Un altro tema chiaro del 2025 è stato la scalabilità, in particolare per i fornitori di servizi gestiti di FinOps. Man mano che i partner acquisivano più clienti, più ambienti e più responsabilità nella governance finanziaria, CloudHealth ha introdotto nuove funzionalità a supporto della ripetibilità e dell’efficienza operativa, tra cui:

  • Pacchetti di contenuti che consentono ai partner di condividere in modo programmatico report e dashboard
  • Pagina e API degli estratti conto che offrono una chiara visibilità sulla finalizzazione della fatturazione tra i tenant
  • Prospettiva del cliente del canale che aiuta a garantire che ogni dollaro sia allocato correttamente negli ambienti dei clienti

Questi miglioramenti non riguardavano solo le funzionalità, ma anche il riconoscimento del fatto che FinOps su larga scala necessita di automazione, coerenza e visibilità tra i tenant, non un lavoro manuale.

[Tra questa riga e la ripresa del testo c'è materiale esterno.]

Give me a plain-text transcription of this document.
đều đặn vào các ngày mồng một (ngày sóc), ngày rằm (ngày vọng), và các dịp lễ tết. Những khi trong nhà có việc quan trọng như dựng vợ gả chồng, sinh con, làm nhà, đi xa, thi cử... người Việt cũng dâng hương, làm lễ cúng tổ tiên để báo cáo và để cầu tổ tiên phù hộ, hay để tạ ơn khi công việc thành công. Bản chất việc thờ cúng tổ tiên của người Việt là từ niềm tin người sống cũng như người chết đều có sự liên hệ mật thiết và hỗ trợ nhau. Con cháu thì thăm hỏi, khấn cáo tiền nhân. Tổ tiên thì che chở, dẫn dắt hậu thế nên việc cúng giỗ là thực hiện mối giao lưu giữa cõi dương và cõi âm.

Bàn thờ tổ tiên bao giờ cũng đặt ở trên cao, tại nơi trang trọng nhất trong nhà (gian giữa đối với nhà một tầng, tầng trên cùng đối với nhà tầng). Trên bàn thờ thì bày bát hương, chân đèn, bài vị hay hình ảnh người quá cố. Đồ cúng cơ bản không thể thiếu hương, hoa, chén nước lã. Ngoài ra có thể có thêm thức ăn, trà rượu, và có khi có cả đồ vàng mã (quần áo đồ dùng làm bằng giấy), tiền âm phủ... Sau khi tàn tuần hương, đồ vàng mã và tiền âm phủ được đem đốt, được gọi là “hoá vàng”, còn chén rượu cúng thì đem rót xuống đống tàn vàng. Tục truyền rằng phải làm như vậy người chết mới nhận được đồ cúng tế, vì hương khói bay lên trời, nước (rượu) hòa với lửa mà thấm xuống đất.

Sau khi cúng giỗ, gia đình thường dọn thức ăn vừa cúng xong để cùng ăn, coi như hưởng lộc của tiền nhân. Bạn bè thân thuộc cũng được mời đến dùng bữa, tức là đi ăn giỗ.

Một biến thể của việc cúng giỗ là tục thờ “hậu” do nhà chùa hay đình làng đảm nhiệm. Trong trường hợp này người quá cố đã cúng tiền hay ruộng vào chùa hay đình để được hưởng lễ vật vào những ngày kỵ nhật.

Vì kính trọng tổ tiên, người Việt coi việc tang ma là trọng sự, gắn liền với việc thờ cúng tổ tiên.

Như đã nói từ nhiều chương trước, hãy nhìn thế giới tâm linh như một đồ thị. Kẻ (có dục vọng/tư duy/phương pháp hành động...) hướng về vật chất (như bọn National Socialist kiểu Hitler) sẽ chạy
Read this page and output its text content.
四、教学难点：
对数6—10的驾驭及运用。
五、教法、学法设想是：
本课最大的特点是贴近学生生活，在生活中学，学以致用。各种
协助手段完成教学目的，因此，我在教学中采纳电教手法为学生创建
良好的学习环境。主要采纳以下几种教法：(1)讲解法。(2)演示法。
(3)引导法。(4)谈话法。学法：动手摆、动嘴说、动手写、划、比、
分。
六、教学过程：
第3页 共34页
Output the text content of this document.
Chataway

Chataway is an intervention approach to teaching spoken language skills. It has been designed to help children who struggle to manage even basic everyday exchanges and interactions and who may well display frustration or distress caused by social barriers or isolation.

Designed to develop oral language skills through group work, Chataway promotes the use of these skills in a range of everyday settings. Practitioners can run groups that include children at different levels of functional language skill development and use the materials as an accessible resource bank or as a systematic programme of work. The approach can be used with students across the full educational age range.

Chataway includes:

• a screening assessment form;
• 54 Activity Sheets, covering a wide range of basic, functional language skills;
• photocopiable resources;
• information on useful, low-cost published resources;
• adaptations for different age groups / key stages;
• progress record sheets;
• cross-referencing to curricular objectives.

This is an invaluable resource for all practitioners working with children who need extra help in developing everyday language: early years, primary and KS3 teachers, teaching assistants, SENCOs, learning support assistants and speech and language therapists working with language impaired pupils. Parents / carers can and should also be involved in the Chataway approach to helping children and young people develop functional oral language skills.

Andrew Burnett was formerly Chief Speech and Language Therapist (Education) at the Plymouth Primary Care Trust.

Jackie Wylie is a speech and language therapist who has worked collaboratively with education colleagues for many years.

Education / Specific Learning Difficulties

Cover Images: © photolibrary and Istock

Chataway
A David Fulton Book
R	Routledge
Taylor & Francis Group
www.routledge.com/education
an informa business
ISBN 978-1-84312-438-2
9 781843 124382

AI, automazione e riduzione dell’attrito operativo

Poiché nel 2025 l’AI è diventata una parte importante degli ambienti cloud, CloudHealth ha continuato a investire in funzionalità che aiutano i team a comprendere e gestire la complessità senza aumentare il sovraccarico manuale.

Gli analisti del settore l’hanno notato. In un articolo di novembre, HyperFRAME ha evidenziato l’attenzione di CloudHealth per la creazione di report basati sull’AI e sull’abilitazione degli MSP, sottolineando l’impatto concreto della riduzione delle operazioni ripetitive di configurazione, pulizia dei tenant e ricostruzione dei report.

Per i team di FinOps che si occupano di scalabilità, questi miglioramenti si sono tradotti direttamente in un throughput più elevato, meno errori e un processo decisionale più rapido; tutti risultati che contano tanto quanto il risparmio sui costi grezzi.

Che cosa ci ha insegnato il 2025 sul futuro di FinOps

Guardando indietro, il 2025 ha rafforzato alcune verità critiche sulla direzione intrapresa da FinOps:

•    La visibilità non è più sufficiente: i team necessitano di contesto e orientamento
•    L’AI amplificherà la complessità prima di semplificarla
•    La maturità di FinOps dipende dall’automazione, non dall’eroicità
•    Le pratiche scalabili contano tanto quanto l’ottimizzazione puntuale

L’evoluzione di CloudHealth nel corso dell’anno ha evidenziato queste realtà, allineando l’innovazione dei prodotti al modo in cui FinOps viene praticata oggi e a come si prevede che si evolverà domani.

Mantenere lo slancio nel 2026

Con l’ingresso di CloudHealth nel 2026, l’attenzione rimane immutata: aiutare le organizzazioni a trasformare la spesa per cloud, AI e tecnologia in un valore aziendale misurabile. Grazie ai continui investimenti in analisi assistite dall’AI, visibilità a livello di risorsa, abilitazione dei partner e coinvolgimento della comunità, le lezioni del 2025 stanno già plasmando il futuro. Poiché se il 2025 è stato dedicato alla scalabilità di FinOps, il 2026 riguarderà il suo mantenimento.